In tetrahedral geometry, four ligands are arranged around the central atom. The ligands are placed at the vertices of a regular tetrahedron, which results in each ligand occupying a position between any two axes.

Identifying the d Orbitals for Tetrahedral Geometry

Since the ligands in tetrahedral geometry occupy positions between any two axes, the d orbitals with lobes pointing directly between the ligands are the ones with lobes along the axes. In this case, the \(d_{z^2}\) and \(d_{x^2-y^2}\) orbitals have lobes that point directly between the ligands.

Conclusion

In (a) octahedral geometry, the lobes of the \(d_{xy}\), \(d_{yz}\), and \(d_{xz}\) orbitals point directly between the ligands. In (b) tetrahedral geometry, the lobes of the \(d_{z^2}\) and \(d_{x^2-y^2}\) orbitals point directly between the ligands.

Key concepts

Octahedral Geometry

Octahedral geometry refers to a specific arrangement of atoms or ligands around a central atom, forming an octahedron. In this configuration, there are six ligands, one at the center of each face of the octahedron, effectively creating three intersecting perpendicular axes: the x, y, and z axes.

An octahedral structure exhibits high symmetry and is common in coordination chemistry. An example of this is the complexes formed by transition metals, where six ligands accompany the metal center.

Due to the arrangement of the ligands along the axes, certain d orbitals will point directly between the ligands. Specifically, the lobes of the \(d_{xy}\), \(d_{yz}\), and \(d_{xz}\) orbitals are perfectly aligned to fall between these axes, as they lie within the respective planes but do not align directly with the axes themselves. This results in minimal interaction, making these orbitals the most stable in an octahedral field.

The octahedral geometry plays a crucial role in determining the electronic structure and properties of a complex, such as its color, magnetic properties, and reactivity.

Tetrahedral Geometry

Tetrahedral geometry is an arrangement where four ligands are symmetrically positioned around a central atom at the vertices of a tetrahedron.

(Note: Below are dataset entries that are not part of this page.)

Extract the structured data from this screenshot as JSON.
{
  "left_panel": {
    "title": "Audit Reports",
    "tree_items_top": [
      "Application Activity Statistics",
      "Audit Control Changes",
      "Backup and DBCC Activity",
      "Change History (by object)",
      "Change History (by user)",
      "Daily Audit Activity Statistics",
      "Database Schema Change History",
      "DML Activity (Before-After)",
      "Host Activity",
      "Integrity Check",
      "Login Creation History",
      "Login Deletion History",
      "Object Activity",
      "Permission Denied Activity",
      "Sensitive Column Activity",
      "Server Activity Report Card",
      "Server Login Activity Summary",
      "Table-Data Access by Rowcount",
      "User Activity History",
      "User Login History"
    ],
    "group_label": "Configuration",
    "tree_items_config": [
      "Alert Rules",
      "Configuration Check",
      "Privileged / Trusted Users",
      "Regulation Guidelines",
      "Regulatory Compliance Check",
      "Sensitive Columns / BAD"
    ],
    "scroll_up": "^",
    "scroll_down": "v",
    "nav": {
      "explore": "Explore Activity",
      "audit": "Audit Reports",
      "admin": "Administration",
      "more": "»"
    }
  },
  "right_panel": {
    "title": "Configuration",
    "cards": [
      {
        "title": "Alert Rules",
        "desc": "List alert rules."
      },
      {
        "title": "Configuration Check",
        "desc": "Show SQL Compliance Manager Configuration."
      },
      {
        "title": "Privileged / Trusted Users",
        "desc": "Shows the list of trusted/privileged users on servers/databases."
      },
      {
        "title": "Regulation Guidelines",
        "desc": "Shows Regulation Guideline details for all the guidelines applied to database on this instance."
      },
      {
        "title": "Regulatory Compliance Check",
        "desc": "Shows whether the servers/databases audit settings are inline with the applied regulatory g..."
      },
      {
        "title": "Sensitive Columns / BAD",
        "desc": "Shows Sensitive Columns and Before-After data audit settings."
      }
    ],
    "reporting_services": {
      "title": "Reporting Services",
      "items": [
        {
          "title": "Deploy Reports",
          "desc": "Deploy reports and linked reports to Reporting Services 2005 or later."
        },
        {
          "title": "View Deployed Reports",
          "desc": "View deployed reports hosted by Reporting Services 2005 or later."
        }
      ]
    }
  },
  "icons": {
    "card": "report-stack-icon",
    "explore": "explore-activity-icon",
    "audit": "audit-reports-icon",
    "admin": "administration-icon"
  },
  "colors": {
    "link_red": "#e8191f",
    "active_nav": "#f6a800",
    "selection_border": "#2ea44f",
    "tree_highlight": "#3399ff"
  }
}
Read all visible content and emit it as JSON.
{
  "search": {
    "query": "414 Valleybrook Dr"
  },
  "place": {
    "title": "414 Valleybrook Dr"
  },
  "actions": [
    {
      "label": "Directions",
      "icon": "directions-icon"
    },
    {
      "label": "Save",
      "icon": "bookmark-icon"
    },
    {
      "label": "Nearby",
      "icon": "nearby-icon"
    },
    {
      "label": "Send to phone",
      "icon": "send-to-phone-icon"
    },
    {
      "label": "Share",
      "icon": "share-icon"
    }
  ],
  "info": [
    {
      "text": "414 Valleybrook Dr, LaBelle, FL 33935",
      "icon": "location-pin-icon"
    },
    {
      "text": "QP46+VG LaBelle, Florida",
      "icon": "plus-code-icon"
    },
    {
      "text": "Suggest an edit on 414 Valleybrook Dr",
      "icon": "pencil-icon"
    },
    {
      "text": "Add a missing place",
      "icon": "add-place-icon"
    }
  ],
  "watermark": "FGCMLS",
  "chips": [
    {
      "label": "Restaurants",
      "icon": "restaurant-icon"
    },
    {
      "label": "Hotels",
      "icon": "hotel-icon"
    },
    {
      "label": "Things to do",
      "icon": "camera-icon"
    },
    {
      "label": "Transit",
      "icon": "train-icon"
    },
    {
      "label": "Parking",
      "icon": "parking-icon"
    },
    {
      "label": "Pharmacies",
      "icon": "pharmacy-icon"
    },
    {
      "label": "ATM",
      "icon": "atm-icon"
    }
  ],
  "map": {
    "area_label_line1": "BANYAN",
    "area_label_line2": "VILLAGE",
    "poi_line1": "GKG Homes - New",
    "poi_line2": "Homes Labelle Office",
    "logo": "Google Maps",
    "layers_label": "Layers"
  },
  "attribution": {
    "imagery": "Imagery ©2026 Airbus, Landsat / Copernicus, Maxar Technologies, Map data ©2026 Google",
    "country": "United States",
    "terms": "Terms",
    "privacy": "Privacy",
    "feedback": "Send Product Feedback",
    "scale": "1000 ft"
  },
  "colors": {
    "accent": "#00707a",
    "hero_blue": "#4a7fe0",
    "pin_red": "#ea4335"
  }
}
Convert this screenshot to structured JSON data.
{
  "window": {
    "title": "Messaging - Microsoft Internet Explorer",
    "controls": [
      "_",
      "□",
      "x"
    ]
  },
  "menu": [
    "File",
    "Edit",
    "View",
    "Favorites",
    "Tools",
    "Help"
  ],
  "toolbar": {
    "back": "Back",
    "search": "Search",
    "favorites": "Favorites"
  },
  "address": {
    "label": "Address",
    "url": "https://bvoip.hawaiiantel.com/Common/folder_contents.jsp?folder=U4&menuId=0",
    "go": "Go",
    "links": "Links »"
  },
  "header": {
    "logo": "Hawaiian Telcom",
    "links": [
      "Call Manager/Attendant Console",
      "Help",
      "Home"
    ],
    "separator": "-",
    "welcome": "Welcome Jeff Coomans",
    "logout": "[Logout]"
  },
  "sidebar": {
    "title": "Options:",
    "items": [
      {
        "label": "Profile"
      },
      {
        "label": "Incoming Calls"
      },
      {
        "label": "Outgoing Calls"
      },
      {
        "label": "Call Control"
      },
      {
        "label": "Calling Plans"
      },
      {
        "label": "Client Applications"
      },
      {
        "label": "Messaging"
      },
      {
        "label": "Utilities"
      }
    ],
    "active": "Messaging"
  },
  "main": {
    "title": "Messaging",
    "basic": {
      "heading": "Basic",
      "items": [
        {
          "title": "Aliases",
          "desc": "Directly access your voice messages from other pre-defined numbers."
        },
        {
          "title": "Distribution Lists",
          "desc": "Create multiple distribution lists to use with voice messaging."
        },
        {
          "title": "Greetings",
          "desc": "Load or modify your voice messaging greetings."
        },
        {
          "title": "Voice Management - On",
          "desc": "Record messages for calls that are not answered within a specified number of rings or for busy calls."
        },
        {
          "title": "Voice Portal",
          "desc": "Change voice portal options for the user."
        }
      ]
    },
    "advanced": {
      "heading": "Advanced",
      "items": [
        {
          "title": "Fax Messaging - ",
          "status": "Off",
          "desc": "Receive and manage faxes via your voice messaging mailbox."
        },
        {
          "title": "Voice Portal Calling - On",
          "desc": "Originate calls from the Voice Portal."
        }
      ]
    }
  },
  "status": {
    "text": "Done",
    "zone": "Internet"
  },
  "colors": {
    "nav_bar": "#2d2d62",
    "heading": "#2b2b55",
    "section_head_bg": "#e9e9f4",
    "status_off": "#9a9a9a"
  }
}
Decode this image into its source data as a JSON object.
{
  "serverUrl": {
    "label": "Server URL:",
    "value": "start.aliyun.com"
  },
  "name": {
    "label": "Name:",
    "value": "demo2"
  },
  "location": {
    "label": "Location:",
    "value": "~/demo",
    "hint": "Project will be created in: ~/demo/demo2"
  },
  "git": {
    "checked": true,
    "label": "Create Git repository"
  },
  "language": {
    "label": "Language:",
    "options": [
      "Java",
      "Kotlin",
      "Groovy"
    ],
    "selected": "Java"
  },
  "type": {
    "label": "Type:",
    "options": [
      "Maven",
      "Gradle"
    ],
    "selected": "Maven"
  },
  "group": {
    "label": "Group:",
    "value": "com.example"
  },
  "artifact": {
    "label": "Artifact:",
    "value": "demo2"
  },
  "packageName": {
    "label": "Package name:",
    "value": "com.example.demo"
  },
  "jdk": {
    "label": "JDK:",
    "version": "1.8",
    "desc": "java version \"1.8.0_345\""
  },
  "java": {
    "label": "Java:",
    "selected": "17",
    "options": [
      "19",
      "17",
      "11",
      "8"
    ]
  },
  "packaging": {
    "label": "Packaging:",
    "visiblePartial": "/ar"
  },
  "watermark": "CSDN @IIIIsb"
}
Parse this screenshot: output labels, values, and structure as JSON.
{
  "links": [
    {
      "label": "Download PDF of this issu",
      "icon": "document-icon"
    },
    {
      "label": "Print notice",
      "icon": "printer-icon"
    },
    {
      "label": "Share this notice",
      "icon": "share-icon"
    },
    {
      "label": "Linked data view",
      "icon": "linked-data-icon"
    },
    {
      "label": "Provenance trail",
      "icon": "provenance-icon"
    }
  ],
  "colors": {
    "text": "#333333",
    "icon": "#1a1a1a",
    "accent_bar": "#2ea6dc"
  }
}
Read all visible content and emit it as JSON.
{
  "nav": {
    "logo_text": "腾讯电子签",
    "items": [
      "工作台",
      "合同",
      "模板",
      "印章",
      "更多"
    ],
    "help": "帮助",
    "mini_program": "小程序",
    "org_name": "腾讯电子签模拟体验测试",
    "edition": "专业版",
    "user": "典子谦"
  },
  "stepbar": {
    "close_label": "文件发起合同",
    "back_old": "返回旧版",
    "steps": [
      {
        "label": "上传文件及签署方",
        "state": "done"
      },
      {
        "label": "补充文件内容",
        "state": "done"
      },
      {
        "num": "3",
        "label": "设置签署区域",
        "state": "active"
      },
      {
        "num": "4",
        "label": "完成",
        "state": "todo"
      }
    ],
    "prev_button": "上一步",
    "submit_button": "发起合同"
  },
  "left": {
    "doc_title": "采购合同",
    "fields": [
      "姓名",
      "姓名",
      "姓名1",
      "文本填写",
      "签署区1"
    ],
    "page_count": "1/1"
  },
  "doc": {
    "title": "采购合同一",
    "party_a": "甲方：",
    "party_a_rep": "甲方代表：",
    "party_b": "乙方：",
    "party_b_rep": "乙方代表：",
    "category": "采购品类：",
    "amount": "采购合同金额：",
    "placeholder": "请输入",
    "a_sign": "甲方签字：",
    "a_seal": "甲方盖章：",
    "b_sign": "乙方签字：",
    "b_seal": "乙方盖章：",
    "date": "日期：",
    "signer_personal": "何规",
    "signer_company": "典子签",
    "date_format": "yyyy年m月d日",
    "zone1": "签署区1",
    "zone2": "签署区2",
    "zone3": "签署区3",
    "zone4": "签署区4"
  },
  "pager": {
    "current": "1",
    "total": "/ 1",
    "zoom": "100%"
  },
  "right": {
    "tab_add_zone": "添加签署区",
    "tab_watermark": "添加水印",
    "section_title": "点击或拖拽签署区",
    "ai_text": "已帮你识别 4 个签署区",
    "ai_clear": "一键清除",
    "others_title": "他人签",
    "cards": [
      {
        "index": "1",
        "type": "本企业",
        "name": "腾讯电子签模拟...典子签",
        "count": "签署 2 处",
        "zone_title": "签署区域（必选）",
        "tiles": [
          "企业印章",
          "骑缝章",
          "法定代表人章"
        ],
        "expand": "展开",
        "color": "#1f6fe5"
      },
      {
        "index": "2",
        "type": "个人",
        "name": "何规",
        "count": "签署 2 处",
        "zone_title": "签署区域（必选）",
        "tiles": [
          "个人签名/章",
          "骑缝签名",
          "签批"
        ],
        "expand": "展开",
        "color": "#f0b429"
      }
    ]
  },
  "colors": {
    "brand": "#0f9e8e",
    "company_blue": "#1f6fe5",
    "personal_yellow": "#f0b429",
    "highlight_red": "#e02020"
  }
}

Unlike octahedral geometry, here the ligands do not align with the central axes but rather are located in positions between any two axes, creating equal bond angles of approximately 109.5 degrees. This results in a less symmetric structure compared to the octahedral arrangement.

In the context of d orbitals, the \(d_{z^2}\) and \(d_{x^2-y^2}\) orbitals are significant in tetrahedral geometry. These orbitals have lobes pointing more directly along the axes, unlike the others which lie more between or at angles to the axes. Hence, the \(d_{z^2}\) and \(d_{x^2-y^2}\) are more involved in the direct interaction with the ligands.

Tetrahedral structures are often seen in smaller metal ions with fewer coordination numbers, and the distorted symmetry can lead to different spectroscopic and electronic properties compared to octahedral complexes.

Ligand Coordination

Ligand coordination refers to the specific interaction between a central metal atom and surrounding molecules or ions called ligands. These can donate electrons to form coordinate covalent bonds, creating stable and complex structures.

In a coordination complex, the geometry and properties of the complex are significantly influenced by the type and number of ligands that coordinate to the metal.

Ligands affect the spatial orientation of d orbitals, influencing their energy levels and distribution. For instance, in octahedral coordination, the coordination changes the energies of the d orbitals, splitting them into groups. This is crucial for understanding the structure and reactivity of transition metal complexes.

Understanding how ligands coordinate with metal centers helps predict many chemical and physical properties, including color, magnetism, and stability. These properties are vital in fields like bioinorganic chemistry, catalysis, and materials science, where precise control over coordination is essential.